PYTHON: How would a function be made for comparing

2019-07-08 10:22发布

For example:

q=["hi", "sky"]
p=["here","sky","sky","sky","sky"]

What would the function be defined to get:

count_words(["hi", "sky"], ["here","sky","sky","sky","sky"])
[0, 4]
# answer where hi appears 0 times and sky appears 4 times

I started the code off like this:

def count_words(q, p):
    count = 0
    for word in q:
        if q==p:
            (q.count("hi"))
            (q.count("sky"))
        return count

I keep getting one value of 0, which accounts for q, but I can't get a value for p.

2条回答
ゆ 、 Hurt°
2楼-- · 2019-07-08 10:35
>>> from collections import Counter
... 
... 
... def count_words(a, b):
...     cnt = Counter(b)
...     return [cnt[word] for word in a]
... 
>>> count_words(["hi", "sky"], ["here", "sky", "sky", "sky", "sky"])
[0, 4]

Or if you can't use collections.Counter for some reason:

>>> def count_words(a, b):
...     cnt = {}
...     for word in b:
...         try:
...             cnt[word] += 1
...         except KeyError:
...             cnt[word] = 1
...     return [cnt.get(word, 0) for word in a]
... 
>>> count_words(["hi", "sky"], ["here", "sky", "sky", "sky", "sky"])
[0, 4]

EDIT:

It looks like there should be some timings to "clear things up" about which solution is more efficient.

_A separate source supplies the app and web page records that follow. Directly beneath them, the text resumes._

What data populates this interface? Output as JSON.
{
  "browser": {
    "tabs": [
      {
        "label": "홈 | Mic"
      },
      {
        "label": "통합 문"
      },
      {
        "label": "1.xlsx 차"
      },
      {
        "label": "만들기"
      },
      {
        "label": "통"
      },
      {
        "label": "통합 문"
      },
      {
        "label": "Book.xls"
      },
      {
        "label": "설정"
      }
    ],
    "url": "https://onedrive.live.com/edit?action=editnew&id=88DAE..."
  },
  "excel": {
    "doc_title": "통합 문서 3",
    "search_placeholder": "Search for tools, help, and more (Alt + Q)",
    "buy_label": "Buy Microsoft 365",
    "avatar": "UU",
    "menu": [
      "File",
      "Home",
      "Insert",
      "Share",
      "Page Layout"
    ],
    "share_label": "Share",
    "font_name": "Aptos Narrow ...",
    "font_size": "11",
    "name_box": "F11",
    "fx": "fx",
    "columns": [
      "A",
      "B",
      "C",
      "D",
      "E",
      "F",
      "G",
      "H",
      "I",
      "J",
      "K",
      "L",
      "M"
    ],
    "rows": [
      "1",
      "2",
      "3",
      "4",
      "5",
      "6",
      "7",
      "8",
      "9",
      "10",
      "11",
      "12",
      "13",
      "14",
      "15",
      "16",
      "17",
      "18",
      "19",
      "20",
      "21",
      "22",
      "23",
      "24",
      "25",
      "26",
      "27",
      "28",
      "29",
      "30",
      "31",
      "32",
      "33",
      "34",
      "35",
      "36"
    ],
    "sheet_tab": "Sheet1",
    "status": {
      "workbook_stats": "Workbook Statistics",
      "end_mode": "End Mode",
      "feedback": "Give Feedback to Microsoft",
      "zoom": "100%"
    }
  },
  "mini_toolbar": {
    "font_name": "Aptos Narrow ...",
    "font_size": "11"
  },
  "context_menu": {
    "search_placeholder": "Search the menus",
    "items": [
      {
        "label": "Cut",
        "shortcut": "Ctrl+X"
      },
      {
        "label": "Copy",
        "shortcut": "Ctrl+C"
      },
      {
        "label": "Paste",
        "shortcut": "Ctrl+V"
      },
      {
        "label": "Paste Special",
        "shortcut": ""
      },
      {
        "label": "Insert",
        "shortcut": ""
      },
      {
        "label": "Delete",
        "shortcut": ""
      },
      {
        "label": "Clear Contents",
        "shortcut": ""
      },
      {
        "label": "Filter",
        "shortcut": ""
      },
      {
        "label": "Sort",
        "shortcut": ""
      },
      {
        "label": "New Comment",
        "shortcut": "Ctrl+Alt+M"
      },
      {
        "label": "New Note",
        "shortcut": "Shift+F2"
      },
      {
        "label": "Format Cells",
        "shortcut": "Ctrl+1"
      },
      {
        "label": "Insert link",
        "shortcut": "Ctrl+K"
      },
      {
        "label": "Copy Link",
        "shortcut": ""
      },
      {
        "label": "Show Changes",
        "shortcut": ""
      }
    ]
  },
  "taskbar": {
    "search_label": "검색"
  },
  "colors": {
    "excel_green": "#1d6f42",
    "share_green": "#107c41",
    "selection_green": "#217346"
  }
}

Since @chrisz forgot to post his actual test code, I had to do it myself.

Unfortunately, Vivek's code took 11min 10sec to run while mine took only 46.5ms.

In[18]: def vivek_count_words(q, p):
   ...:     return [p.count(i) for i in q]
   ...: 
In[19]: def lettuce_count_words(a, b):
   ...:     cnt = {}
   ...:     for word in b:
   ...:         try:
   ...:             cnt[word] += 1
   ...:         except KeyError:
   ...:             cnt[word] = 1
   ...:     return [cnt.get(word, 0) for word in a]
   ...: 
In[20]: # https://www.gutenberg.org/files/2701/2701-0.txt
   ...: with open('moby_dick.txt', 'r') as f:
   ...:     moby_dick_words = []
   ...:     for line in f:
   ...:         moby_dick_words.extend(line.rstrip().split())
   ...: 
In[21]: len(moby_dick_words)
Out[21]: 215829
In[22]: from random import choice

In[23]: random_words = [choice(moby_dick_words) for _ in range(10)]
In[24]: %timeit vivek_count_words(moby_dick_words, random_words)
31.3 ms ± 99.6 µs per loop (mean ± std. dev. of 7 runs, 10 loops each)
In[25]: %timeit lettuce_count_words(moby_dick_words, random_words)
20.7 ms ± 54.6 µs per loop (mean ± std. dev. of 7 runs, 10 loops each)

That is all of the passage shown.